Results of our study highlights the need to develop novel imaging strategies for the diagnosis of MC. Some recent studies have suggested that T1 and T2 mapping may be superior to the conventional LLC-based CMRI in patients with suspected MC [23,24], especially in those with CMC. Additionally, the performance of some other functional imaging methods, such as 19F MRI for the detection of immune cell infiltration , deserves further evaluation.
Our study has limitations which should be considered when interpreting the results. Firstly, although we used EMB as the referenced standard for the diagnosis of MC, this method has possible limitations as a criterion diagnostic standard for MC, because the diagnostic efficacy of EMB has been shown to be hampered by the potential sampling error  and associated lower sensitivity of the diagnostic strategy , as well as the influence of high interobserver variability in the interpretation of biopsy samples . To overcome these limitations, some of our included studies applied biventricular biopsy. Secondly, significant heterogeneities among the included studies were detected for most of the outcomes. Differences in study characteristics, such as the duration of symptom-onset of CMRI examination, comorbidities of the patients, and protocols for CMRI analysis, may have contributed to heterogeneity. Finally, the limited number of available studies and included patients prevent us from subsequently discovering the source of the heterogeneity, and the AUCs for the diagnostic efficacy of CMRI in patients with AM or CM could not be estimated separately because limited datasets were available. However, with the limitations of EMB used in clinical studies, performing a meta-analysis like ours is an important strategy to overview the diagnostic performance of LLC-based CMRI as compared with EMB.

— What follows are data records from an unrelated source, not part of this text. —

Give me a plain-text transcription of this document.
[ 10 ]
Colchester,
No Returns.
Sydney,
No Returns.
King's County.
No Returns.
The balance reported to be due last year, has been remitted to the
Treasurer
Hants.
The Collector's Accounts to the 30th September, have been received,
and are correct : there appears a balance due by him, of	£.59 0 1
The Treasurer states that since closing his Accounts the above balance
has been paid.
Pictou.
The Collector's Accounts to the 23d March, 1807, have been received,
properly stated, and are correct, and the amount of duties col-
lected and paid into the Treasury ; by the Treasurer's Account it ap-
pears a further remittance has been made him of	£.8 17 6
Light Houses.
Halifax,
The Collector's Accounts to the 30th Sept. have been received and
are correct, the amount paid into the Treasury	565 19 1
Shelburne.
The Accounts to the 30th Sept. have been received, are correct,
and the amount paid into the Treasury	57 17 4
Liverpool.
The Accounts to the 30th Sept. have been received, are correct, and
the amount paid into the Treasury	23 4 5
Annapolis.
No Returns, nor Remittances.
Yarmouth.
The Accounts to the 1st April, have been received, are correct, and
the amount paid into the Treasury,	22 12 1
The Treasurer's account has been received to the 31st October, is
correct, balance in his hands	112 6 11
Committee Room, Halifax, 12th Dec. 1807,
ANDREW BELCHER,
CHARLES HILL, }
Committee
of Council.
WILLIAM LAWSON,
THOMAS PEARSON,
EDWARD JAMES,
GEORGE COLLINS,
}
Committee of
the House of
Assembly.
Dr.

Results of our meta-analysis show that CMRI based on LLC or its individual components seems to have moderate efficacy in the diagnosis of MC in clinical practice. Novel CMRI-related parameters and imaging techniques are still needed for the diagnosis of MC.
Source of support: Departmental sources
Conflict of interest
The authors declare that they have no conflicts of interest.